Lewis and Clark’s first meeting with the Nez Perce re-enacted

WEIPPE, Idaho – The re-enactment of the first meeting between frontier explorers Lewis and Clark and the Nez Perce tribe was played out in a northern Idaho meadow with a cast of some 600 spectators joining in the commemoration of the 200th anniversary of the historic moment.

The re-enactment this week was part of the bicentennial trek of the Corps of Discovery through Idaho on its way west, retracing the steps taken two centuries ago by Meriwether Lewis and William Clark. President Thomas Jefferson sent the explorers on the 1803-1806 journey to the just-acquired Louisiana Purchase to discover what the U.S. had bought, to learn about the inhabitants, to seek a water route to the Pacific Ocean and to catalog the plants, rocks, soils and animals they found.

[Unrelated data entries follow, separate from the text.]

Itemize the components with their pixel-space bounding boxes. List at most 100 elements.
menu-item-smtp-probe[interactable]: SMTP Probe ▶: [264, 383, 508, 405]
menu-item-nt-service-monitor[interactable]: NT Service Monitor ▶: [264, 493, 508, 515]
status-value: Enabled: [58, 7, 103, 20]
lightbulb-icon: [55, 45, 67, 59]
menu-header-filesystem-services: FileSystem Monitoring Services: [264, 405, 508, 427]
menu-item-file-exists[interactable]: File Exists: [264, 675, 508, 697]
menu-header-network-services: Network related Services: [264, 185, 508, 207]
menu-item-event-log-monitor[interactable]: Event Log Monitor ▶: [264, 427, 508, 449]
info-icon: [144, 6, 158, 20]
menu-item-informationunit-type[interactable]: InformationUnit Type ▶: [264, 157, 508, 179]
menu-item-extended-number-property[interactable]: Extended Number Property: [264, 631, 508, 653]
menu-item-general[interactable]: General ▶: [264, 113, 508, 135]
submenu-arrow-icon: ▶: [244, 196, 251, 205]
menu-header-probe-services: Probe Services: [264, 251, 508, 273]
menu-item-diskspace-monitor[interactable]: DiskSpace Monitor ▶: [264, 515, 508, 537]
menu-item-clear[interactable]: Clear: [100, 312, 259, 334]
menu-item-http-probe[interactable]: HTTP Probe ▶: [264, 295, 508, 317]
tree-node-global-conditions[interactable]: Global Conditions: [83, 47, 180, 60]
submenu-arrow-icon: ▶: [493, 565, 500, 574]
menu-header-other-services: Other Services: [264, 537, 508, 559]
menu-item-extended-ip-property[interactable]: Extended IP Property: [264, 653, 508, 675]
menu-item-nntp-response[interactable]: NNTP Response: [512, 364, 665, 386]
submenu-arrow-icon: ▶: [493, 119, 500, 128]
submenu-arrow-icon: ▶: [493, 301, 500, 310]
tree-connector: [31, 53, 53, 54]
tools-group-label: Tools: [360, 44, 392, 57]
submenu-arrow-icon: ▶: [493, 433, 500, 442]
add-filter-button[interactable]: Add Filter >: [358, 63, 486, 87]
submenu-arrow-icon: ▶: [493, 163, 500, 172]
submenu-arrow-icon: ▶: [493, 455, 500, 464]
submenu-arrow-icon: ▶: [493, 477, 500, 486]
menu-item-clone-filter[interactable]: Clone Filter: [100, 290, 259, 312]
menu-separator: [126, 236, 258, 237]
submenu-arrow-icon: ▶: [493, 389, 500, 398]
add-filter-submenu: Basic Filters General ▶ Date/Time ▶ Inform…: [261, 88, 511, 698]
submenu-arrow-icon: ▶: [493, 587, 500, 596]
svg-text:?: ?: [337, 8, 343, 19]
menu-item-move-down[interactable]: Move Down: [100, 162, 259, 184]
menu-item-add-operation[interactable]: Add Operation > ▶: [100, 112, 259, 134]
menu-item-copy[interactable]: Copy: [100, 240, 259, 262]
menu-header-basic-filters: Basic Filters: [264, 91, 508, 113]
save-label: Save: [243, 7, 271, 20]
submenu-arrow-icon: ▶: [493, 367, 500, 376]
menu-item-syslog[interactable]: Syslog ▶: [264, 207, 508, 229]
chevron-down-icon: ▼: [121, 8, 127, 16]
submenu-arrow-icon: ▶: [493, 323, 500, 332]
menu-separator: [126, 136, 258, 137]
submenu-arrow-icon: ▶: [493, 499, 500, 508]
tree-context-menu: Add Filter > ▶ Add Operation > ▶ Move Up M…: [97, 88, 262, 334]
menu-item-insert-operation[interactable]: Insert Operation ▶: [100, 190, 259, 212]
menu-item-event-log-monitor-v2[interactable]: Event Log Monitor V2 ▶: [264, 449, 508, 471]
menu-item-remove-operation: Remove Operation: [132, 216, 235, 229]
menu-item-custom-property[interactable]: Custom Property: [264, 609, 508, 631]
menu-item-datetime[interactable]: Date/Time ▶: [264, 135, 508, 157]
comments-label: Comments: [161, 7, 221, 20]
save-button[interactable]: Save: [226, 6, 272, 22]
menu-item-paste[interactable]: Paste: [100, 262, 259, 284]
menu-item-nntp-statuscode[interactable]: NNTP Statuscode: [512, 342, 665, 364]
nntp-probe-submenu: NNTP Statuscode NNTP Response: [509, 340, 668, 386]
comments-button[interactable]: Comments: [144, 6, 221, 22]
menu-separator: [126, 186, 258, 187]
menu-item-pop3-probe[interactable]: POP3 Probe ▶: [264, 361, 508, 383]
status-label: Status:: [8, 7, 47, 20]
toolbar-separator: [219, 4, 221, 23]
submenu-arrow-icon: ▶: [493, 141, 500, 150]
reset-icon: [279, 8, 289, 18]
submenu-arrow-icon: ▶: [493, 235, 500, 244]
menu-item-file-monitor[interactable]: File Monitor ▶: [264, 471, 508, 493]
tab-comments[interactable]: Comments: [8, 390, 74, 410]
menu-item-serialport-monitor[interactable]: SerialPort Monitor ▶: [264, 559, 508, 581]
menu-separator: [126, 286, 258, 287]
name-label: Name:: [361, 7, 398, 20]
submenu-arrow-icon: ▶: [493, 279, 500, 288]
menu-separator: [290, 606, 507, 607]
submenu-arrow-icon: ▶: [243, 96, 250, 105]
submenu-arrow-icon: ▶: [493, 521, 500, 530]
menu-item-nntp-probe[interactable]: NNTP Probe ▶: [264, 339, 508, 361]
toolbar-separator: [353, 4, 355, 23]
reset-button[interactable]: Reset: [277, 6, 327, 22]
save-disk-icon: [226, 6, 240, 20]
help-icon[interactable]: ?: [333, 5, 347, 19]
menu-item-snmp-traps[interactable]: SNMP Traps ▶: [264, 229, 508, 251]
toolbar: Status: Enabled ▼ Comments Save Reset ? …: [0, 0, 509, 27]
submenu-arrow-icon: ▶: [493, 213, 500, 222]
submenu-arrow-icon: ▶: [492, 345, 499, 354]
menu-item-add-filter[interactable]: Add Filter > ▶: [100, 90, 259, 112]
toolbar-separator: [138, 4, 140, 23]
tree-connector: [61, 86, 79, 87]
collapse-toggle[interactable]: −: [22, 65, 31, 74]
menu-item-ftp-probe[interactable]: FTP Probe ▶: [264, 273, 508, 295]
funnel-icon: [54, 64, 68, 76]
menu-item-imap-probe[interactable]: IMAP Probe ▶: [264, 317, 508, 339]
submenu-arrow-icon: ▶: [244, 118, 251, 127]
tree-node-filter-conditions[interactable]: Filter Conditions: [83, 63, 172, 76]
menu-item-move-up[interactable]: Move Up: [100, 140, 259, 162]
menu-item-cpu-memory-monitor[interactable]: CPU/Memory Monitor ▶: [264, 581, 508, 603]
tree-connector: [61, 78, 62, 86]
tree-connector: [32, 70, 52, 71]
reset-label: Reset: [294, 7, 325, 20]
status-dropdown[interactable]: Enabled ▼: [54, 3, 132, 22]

Re-creating what history has recorded of the Sept. 20, 1805, event, the great-great-great-grandson of William Clark topped a grassy hill in a meadow several miles outside of Weippe. Hundreds of schoolchildren, local residents and history buffs had walked the route in advance of Bud Clark and sat around the meadow to watch.

Clark rode on horseback into the camp of the descendants of Watkuweis, the Nez Perce woman who urged the tribe to trust Lewis and Clark two centuries ago. Ralph and Gloria Johnson and their grandsons represented Watkuweis, an ancestor of Gloria’s.

The re-enactment had Clark carefully approaching the Indian children playing in the meadow, giving them ribbons and encouraging them to take word home that visitors had arrived. The Corps of Discovery members then gave the tribal members a flag and other trinkets in exchange for a map to the Columbia River, food and friendship.

The event was staged by the Discovery Expedition, a re-enactment group out of St. Charles, Mo., and the Bitterroot Corps, an Idaho re-enactment group.

“It’s a once-in-a-lifetime opportunity,” Martin Aubuchon, 52, a civil engineer from St. Louis, told the Lewiston Tribune. He played the role of the corps’ civil engineer, Pvt. John B. Thompson. It was his first time visiting Idaho.